2. Filter out internal users

A common mistake I see is developers inadvertently inflating their own metrics by not filtering out their own usage. This leads to massive bias in their data – especially in startups that have few users!

For this reason, it's important to filter out events sent by your own team. There are a few ways to do this:

  • Filter out events from users with internal emails.
  • Add a property on your events is_employee or is_test_user and filter events where these are true.
  • Exclude internal IPs from your analytics tracking.
  • Filter events by domain host e.g., exclude localhost:3000, staging.yourapp.com.
  • Turn off tracking in development using a localhost, dev, or config check.

Tip: Rather than add these filters to each new insight you create, set it as your default filter.

For a detailed guide on how to do this in PostHog, see the tutorial on how to filter out internal users in PostHog.

3. Prefer backend to frontend tracking

Backend analytics are more reliable than frontend analytics. There are 3 reasons for this:

  1. Many users have tracking disabled or blocked on their browsers (especially tech-savvy users), which prevents events from being sent.
  2. Frontend analytics often rely on JavaScript execution, which can be interrupted by various factors – such as network issues, CORS, browser settings, and more.
  3. You have complete control of your backend implementation and execution.

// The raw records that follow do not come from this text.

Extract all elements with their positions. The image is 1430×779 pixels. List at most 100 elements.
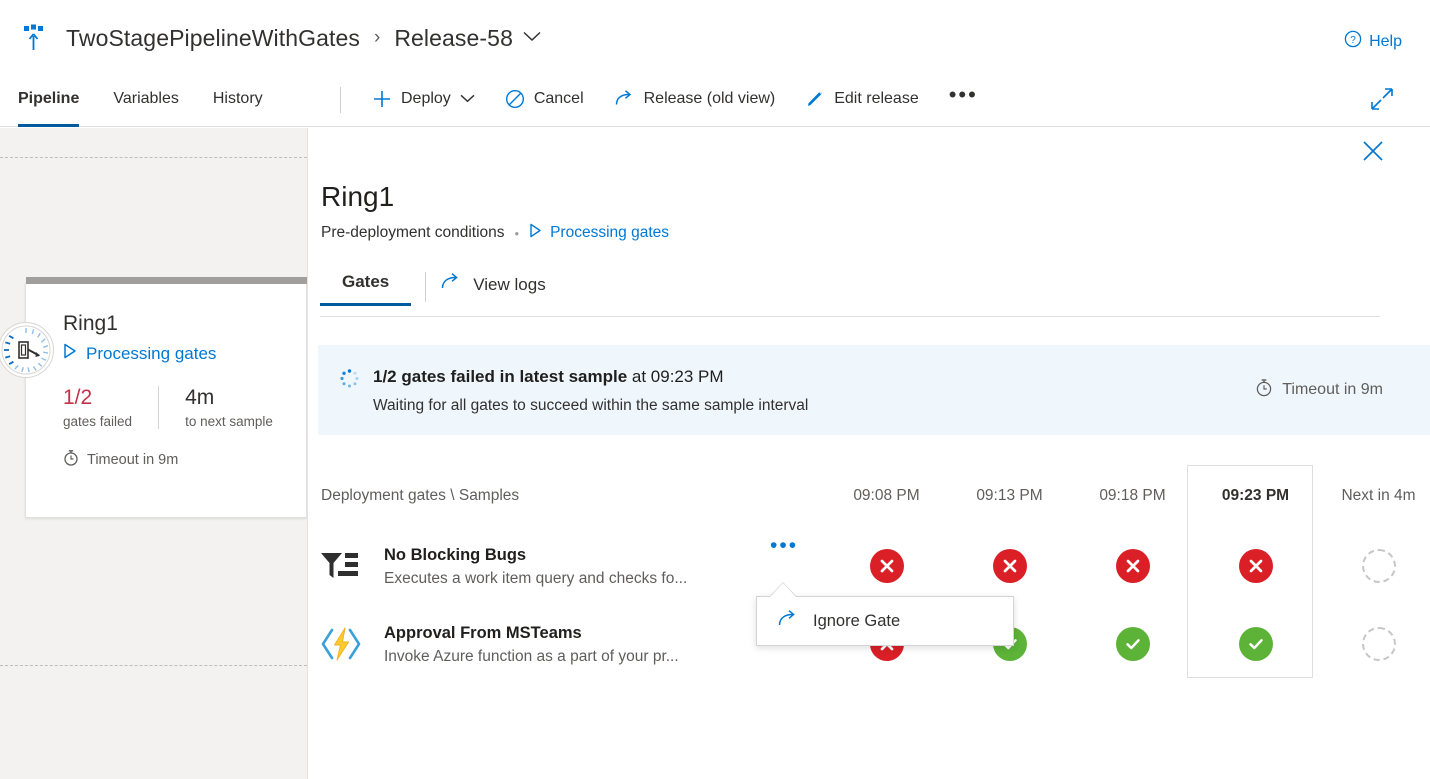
breadcrumb-separator: › [374, 27, 381, 48]
more-commands-button[interactable]: ••• [949, 83, 978, 108]
stopwatch-icon [63, 449, 79, 470]
canvas-divider-top [0, 157, 307, 158]
environment-name: Ring1 [63, 312, 118, 335]
deploy-button[interactable]: Deploy [372, 80, 475, 118]
gate-description: Executes a work item query and checks fo… [384, 570, 688, 587]
help-circle-icon: ? [1344, 30, 1362, 53]
gate-info: No Blocking Bugs Executes a work item qu… [366, 544, 766, 588]
panel-subtitle-text: Pre-deployment conditions [321, 224, 505, 241]
help-label: Help [1369, 32, 1402, 50]
pipeline-canvas: Ring1 Processing gates 1/2 gates failed … [0, 128, 308, 779]
cancel-button[interactable]: Cancel [505, 80, 584, 118]
tab-variables[interactable]: Variables [113, 70, 179, 127]
panel-subtitle-status-link[interactable]: Processing gates [550, 224, 669, 242]
panel-tabs: Gates View logs [320, 272, 1380, 317]
environment-card-ring1[interactable]: Ring1 Processing gates 1/2 gates failed … [0, 277, 308, 518]
panel-subtitle-dot: • [514, 225, 520, 241]
tab-pipeline[interactable]: Pipeline [18, 70, 80, 127]
environment-card-body: Ring1 Processing gates 1/2 gates failed … [26, 284, 306, 470]
expand-diagonal-icon[interactable] [1370, 87, 1394, 116]
status-failed-icon [1238, 549, 1273, 583]
gates-table-columns: 09:08 PM 09:13 PM 09:18 PM 09:23 PM Next… [825, 465, 1430, 527]
environment-status[interactable]: Processing gates [63, 343, 306, 364]
gate-name: Approval From MSTeams [384, 624, 582, 642]
stat-gates-failed-label: gates failed [63, 414, 133, 429]
close-icon[interactable] [1362, 140, 1384, 167]
sample-cell[interactable] [948, 549, 1071, 583]
gates-status-banner: 1/2 gates failed in latest sample at 09:… [318, 345, 1430, 435]
chevron-down-icon[interactable] [460, 90, 475, 108]
column-header-sample-2: 09:13 PM [976, 487, 1043, 504]
gates-table-header: Deployment gates \ Samples 09:08 PM 09:1… [320, 465, 1430, 527]
banner-headline-bold: 1/2 gates failed in latest sample [373, 366, 628, 386]
stat-gates-failed: 1/2 gates failed [63, 386, 158, 429]
environment-stats: 1/2 gates failed 4m to next sample [63, 386, 306, 429]
cancel-circle-icon [505, 89, 525, 109]
banner-content: 1/2 gates failed in latest sample at 09:… [318, 366, 808, 415]
gate-sample-results [825, 527, 1430, 605]
banner-timeout-label: Timeout in 9m [1282, 381, 1383, 398]
gate-spinner-icon [0, 322, 54, 378]
view-logs-label: View logs [473, 274, 546, 294]
chevron-down-icon[interactable] [523, 29, 541, 47]
gates-table: Deployment gates \ Samples 09:08 PM 09:1… [320, 465, 1430, 683]
app-root: TwoStagePipelineWithGates › Release-58 ?… [0, 0, 1430, 779]
environment-card-status-bar [26, 277, 308, 284]
stat-next-sample-label: to next sample [185, 414, 273, 429]
column-header-sample-current: 09:23 PM [1221, 487, 1290, 504]
top-header: TwoStagePipelineWithGates › Release-58 ?… [0, 0, 1430, 70]
breadcrumb: TwoStagePipelineWithGates › Release-58 [22, 24, 541, 52]
sample-cell [1317, 549, 1430, 583]
loading-spinner-icon [340, 368, 359, 393]
ignore-gate-label: Ignore Gate [813, 611, 901, 630]
stat-next-sample-value: 4m [185, 386, 215, 409]
stat-gates-failed-value: 1/2 [63, 386, 93, 409]
column-header-next-sample: Next in 4m [1341, 487, 1416, 504]
release-old-view-label: Release (old view) [643, 89, 776, 107]
environment-timeout-label: Timeout in 9m [87, 451, 179, 468]
sample-cell[interactable] [1194, 549, 1317, 583]
table-row[interactable]: No Blocking Bugs Executes a work item qu… [320, 527, 1430, 605]
sample-cell [1317, 627, 1430, 661]
release-old-view-button[interactable]: Release (old view) [614, 80, 776, 118]
plus-icon [372, 89, 392, 109]
pivot-tabs: Pipeline Variables History [18, 70, 297, 127]
work-item-query-filter-icon [320, 550, 366, 582]
breadcrumb-pipeline-name[interactable]: TwoStagePipelineWithGates [66, 25, 360, 52]
status-failed-icon [869, 549, 904, 583]
ignore-gate-menu-item[interactable]: Ignore Gate [757, 597, 1013, 645]
command-bar: Pipeline Variables History Deploy Cancel… [0, 70, 1430, 127]
breadcrumb-release-name[interactable]: Release-58 [394, 25, 513, 52]
open-external-icon [440, 272, 462, 297]
stat-next-sample: 4m to next sample [158, 386, 299, 429]
panel-tabs-divider [425, 272, 427, 302]
play-triangle-icon [529, 223, 542, 243]
canvas-divider-bottom [0, 665, 307, 666]
stopwatch-icon [1255, 378, 1273, 402]
status-failed-icon [1115, 549, 1150, 583]
gate-more-actions-button[interactable]: ••• [770, 535, 798, 556]
status-failed-icon [992, 549, 1027, 583]
view-logs-button[interactable]: View logs [440, 272, 546, 310]
panel-header: Ring1 Pre-deployment conditions • Proces… [308, 128, 1430, 243]
column-header-sample-3: 09:18 PM [1099, 487, 1166, 504]
deploy-label: Deploy [401, 89, 451, 107]
sample-cell[interactable] [1071, 549, 1194, 583]
tab-gates[interactable]: Gates [320, 272, 412, 306]
gate-name: No Blocking Bugs [384, 546, 527, 564]
sample-cell[interactable] [1071, 627, 1194, 661]
tab-history[interactable]: History [213, 70, 263, 127]
banner-subline: Waiting for all gates to succeed within … [373, 396, 809, 414]
command-bar-divider [340, 87, 341, 113]
sample-cell[interactable] [825, 549, 948, 583]
sample-cell[interactable] [1194, 627, 1317, 661]
banner-timeout: Timeout in 9m [1255, 378, 1383, 402]
column-header-sample-1: 09:08 PM [853, 487, 920, 504]
edit-release-label: Edit release [834, 89, 919, 107]
banner-headline: 1/2 gates failed in latest sample at 09:… [373, 366, 808, 388]
edit-release-button[interactable]: Edit release [805, 80, 919, 118]
gates-table-row-header-label: Deployment gates \ Samples [321, 487, 520, 504]
banner-headline-time: at 09:23 PM [627, 366, 724, 386]
status-pending-icon [1361, 549, 1396, 583]
help-button[interactable]: ? Help [1344, 30, 1402, 53]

Where possible, it's a good idea to log events on your server instead of your client. Here's a guide to help you decide when to rely on frontend or backend analytics:

  • Use frontend analytics where getting partial data is acceptable, and you want to:

    • Understand user journeys, such as the sequence of pages a user visits.
    • Track user interactions like clicks, scrolls, or form submissions.
    • Gather data on client-side performance, like page load times and responsiveness.
  • Use backend analytics (or query your database) if:

    • You need accurate data – e.g., the number of users that signed up in the last week.
    • You want to analyze data alongside other business metrics.

4. Deploy a reverse proxy

As mentioned above, tracking blockers can prevent your events from being sent. To make your frontend analytics more reliable, you can capture your events using a reverse proxy.

A reverse proxy enables you to send events to your analytics provider through your domain instead of your provider's. This makes events less likely to be intercepted by tracking blockers.

💡 PostHog Tip: If you're using PostHog to capture events, here's how you can set up a reverse proxy.

5. Version your events

As your application evolves, so do the events you track. Implementing a versioning system for events ensures you can easily distinguish between older and newer events, especially when significant changes occur.

For example, if you initially tracked an event as registration:sign_up_button_click and later revamped your registration flow, you can introduce a new version of this event registration_v2:sign_up_button_click. This way, you preserve historical data on the old event while making it easy to compare the impact of your new changes.

Conclusion

I hope this guide will help you get the most out of the data and make it more trustworthy!

Make sure you're reviewing your data regularly to ensure it meets your standards, and clear out anything you don't need. While it can be hard to find the time to do so, it's an investment which saves you significant time in the long run!